Beanie and her friend were giddy with riches, and willy-nilly spending was already underway. Cotton candy, scarves, lemonade, snow cones, homemade lava lamps…I’m pretty sure they are in the red with me and with C’s mother, since we bankrolled their initial capital. I say “pretty sure” because they didn’t keep track of sales and don’t actually know how much money they took in from customers. Us moms may have made a bad investment.
Oh, well. One lesson at a time. As Taz reflected later, it was good enough that Beanie had gotten a taste of the thrill of making her own money, from goods that she had designed herself. Maybe that taste will grow into larger ambitions—let’s hope.
Learning the difference between revenue and profits, and what to do with those profits, will just have to come later.
I’d say this business fair was a teaching moment for me too. Everything went fine, just fine. The girls had planned pretty well and anticipated most obstacles. They were more capable than I’d given them credit for, and I realized with the whole water bowl incident that I didn’t know any better than them when it came to their business.
This whole year has been an educational experience for us parents, actually—more on that next time—and it’s only after the Children’s Business Fair that I see more clearly what we were aiming for all along. Stepping back is hard when it’s so radically different from our previous experiences as both students and parents. It’s a long process to internalize the student-led learning model, maybe longer for us than for Beanie. We have many more years of habits and mindset to unlearn, after all.
It’s also challenging for me to understand where the boundaries lie, of when to intervene and when to trust that our child will stumble in a way that’s healthy for her growth.
I’ve started to read a book called The Self-Driven Child, a recommended read among those who subscribe to student-led learning. I want to improve my judgment in calibrating those boundaries.
I’ll report back on my reflections about the book. If you have read it too, please comment about what you think of it—did it help you support your child in increasing their motivation and independence?
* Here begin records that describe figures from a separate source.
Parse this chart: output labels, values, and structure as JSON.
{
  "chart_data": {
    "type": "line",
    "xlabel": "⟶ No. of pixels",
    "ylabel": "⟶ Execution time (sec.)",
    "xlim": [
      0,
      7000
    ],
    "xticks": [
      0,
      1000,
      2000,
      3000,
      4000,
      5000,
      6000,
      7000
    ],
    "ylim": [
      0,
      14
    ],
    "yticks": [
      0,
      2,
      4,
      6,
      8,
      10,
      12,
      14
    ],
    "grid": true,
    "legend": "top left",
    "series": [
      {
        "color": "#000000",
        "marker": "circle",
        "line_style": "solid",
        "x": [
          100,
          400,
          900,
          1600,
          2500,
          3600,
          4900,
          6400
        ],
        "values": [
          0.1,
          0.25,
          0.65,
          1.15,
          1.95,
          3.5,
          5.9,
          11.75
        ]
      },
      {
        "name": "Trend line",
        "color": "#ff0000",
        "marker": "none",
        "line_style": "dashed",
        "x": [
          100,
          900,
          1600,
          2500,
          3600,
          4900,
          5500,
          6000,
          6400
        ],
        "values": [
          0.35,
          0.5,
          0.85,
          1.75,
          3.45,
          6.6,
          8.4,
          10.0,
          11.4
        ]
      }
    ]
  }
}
Or are there other books that have upped your parenting skills?
Pretty Good Things
Curious About Everything
I’m only a patron of two Patreons, and one is Jodi Ettenberg’s. Her Curious About Everything free newsletter has recommendations on good reads and a grab bag of other things. Ettenberg started as a travel blogger and developed a niche in enjoying gluten-free food while traveling (she loves soup). In 2017, her travels abruptly screeched to a halt when a spinal tap led to Cerebrospinal Fluid Leak and long-term disability. She now writes beautifully about her transformed life, grief, acceptance, and evolution.
She still sells country-specific celiac translation cards on her old travel website, Legal Nomads.
Non-Instagram Instagram food
I saw this man’s Instagram account recommended on reddit, and it is so different from anything else on my Instagram feed that I am fascinated. Daft Jason (a.k.a. superpedjason) is his name, and he posts the food he eats, with commentary. It is not Instagram food. It’s almost anti-Instagram food. And there’s something hypnotizing about his comments and his terse interactions with followers lovely.
Are we having fun yet?
If you haven’t watched Party Down, you should watch Party Down. It’s on Hulu, but the first episode is also free on Amazon Prime and Apple TV if you want to give it a whirl.
I’ve read that after more than a decade (and the star ascension of many cast members, including Adam Scott, Martin Starr and Jane Lynch), the gang’s getting back together and making a new season. Huzzah!
And on Youtube
Adrian Bliss now makes shorts that he posts on Tiktok, Instagram and Youtube. They’re amusing short skits, but he started out with full-length videos and you can still find them here on his Youtube channel. I do not know what Adrian Bliss the person is like, but Adrian Bliss the character is always lovably woebegone.